Seasons Change

I spend my childhood in rural Pennsylvania. In the 1970’s we keep cool during the hot and sticky summer by catching minnows and crayfish in the creek that runs down from the Blue Ridge Mountains and past my house. In the fall we kick our feet through thick blankets of candy corn colored leaves while the blue mountains turn russet. With the first flurries my sister and I press our ears against transistor radios tuned to WAEB and with fingers crossed hope to hear the name of our school, Northwestern Lehigh Elementary, read aloud along with all the others closed by icy roads and blowing drifts of snow. In spring we trade long pants and boots for knee high socks and cotton culottes. The periwinkle in my mother’s rock garden begins to bloom. The snow melts, the frozen creek thaws and the Blue Ridge Mountains drop their coat of rich winter grey as the new leaves stretch for the sun. For a few weeks the air is perfumed by the lilac bushes outside my bedroom window, and then the school year ends and the hot and sticky dog days of summer return.

When Ben and I first arrived here, to Virginia, the early mornings were already warm and humid, the evenings tolerable. And now, five months later, we’re pulling out the woolly hats and thick coats that spent California winters crammed into the back of a dark closet.

I didn’t know until now how much I missed seasons.

Outside my window is an endless row of tall, bare limbed trees that grow along the Slabtown Branch of Linkinghole Creek. When we arrived in July they were lush and green. Towards the end of August the leaves of one began to shift from shimmering emerald to shades of deep ruby and dusky gold. I was certain it had died. But it was simply leading the way and within weeks all of the trees seemed to be competing with one another to see which might be the most autumnally resplendent.

But now the leaves have dropped. I can see through the trees’ crooked boughs and across the creek bed to the nest of family homes that wind their way up Bishopgate Lane. In the early evenings that we have in mid-November warm light glows from each window and I imagine the homes are filled with the scent of baking bread, home cooking and childish giggles. And as the folks who live there look out toward Old Trail Drive and see the light from Ben’s and my home I wonder if they imagine the same story? Not wanting to disappoint, I returned from my last trip to the local Harris Teeter with flour and baking powder and yeast. It’s definitely soup season and what better treat to enjoy with soup than warm bread with lashings of butter?

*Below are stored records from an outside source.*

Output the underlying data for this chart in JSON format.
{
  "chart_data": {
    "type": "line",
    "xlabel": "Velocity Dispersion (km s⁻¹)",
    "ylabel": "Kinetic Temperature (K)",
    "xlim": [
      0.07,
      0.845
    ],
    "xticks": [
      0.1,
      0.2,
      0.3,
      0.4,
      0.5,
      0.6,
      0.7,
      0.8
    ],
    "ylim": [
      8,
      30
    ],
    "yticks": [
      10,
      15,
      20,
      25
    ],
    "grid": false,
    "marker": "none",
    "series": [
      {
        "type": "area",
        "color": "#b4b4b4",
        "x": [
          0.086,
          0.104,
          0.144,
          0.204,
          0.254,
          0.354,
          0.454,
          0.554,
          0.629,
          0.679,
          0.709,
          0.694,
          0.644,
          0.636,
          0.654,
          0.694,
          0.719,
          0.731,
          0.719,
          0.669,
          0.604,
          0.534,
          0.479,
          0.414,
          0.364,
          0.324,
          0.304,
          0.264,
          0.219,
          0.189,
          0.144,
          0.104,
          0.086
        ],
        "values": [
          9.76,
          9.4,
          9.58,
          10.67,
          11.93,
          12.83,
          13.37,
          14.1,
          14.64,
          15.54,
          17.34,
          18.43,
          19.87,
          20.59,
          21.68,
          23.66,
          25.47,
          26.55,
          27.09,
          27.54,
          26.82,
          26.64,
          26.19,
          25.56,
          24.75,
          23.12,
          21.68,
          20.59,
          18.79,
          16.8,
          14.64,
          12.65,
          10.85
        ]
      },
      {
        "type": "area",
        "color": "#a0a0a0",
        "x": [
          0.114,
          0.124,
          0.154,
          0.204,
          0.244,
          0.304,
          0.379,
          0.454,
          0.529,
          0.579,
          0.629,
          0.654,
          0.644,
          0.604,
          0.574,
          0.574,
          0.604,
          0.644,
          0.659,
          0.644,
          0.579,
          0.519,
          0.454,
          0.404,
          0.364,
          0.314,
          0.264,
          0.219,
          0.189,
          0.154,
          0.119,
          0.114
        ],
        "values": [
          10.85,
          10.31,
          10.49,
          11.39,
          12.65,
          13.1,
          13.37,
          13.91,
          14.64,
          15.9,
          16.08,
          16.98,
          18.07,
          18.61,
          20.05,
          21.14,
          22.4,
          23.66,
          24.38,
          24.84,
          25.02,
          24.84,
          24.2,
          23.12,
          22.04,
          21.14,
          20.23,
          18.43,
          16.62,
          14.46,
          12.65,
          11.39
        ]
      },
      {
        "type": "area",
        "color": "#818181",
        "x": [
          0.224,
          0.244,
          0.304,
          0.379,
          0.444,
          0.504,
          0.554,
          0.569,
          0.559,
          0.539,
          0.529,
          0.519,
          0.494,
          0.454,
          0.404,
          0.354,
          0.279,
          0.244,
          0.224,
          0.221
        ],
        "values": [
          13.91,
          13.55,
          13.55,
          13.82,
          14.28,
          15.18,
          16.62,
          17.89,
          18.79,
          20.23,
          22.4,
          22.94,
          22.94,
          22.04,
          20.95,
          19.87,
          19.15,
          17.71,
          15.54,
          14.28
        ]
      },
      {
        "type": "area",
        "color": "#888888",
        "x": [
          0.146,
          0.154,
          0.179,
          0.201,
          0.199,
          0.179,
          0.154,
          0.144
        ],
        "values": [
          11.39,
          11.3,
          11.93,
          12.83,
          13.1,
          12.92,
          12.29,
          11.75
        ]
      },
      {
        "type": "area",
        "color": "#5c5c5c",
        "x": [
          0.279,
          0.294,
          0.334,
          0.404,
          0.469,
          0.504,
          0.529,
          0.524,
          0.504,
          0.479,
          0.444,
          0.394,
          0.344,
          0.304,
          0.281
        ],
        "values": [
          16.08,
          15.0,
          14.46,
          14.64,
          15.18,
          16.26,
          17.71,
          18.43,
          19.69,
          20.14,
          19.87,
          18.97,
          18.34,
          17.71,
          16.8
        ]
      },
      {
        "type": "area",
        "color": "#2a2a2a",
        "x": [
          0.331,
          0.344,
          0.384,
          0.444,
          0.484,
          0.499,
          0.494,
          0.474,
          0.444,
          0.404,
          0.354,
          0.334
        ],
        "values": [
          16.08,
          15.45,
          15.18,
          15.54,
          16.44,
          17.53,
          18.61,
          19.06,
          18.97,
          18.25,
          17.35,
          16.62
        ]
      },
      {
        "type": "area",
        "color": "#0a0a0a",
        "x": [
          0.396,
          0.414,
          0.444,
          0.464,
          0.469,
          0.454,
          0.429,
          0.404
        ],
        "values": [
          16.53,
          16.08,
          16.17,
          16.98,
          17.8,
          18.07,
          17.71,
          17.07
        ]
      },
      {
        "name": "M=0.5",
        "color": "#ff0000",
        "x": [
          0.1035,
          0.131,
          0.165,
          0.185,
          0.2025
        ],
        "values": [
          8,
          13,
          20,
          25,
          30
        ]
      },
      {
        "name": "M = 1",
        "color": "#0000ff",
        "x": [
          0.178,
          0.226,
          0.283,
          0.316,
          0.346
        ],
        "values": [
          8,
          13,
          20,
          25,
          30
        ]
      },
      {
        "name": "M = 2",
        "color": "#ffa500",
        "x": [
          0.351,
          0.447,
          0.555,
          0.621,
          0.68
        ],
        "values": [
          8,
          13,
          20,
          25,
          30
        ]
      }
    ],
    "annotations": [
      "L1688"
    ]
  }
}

Today the temperature will be hard pressed to break forty-five degrees and it will be raining by this afternoon. How cold does it have to be to snow? It doesn’t have to be freezing but I’m certain the ground is not yet chilled enough to support a dusting of the white stuff. But will those trees outside my window be coated with white on Thanksgiving?

I’ve been told by new friends who’ve been here longer than Ben and I to not get my hopes up. There are, without a doubt, four wonderful, glorious seasons here in little Crozet. But winters, my neighbors tell me, lean a little too far toward the temperate to see snowball fights or a carrot-nosed Frosty in every garden. 

I’m more likely to find puddles of slush. I’m ok with that.

Settling into the rhythm of changing seasons changes everything else: the food I eat, the clothes I wear, how I spend my downtime, how I commune with nature. It changes my yoga practice and the yoga I teach. It makes me aware of time and the passage of time in a way that the glorious, endless California sunshine never quite managed to do for me.

And while it’s true that at some point I’ll rue the moment that I step into a deep puddle of wintry slush I know that I will never not love watching the seasons change.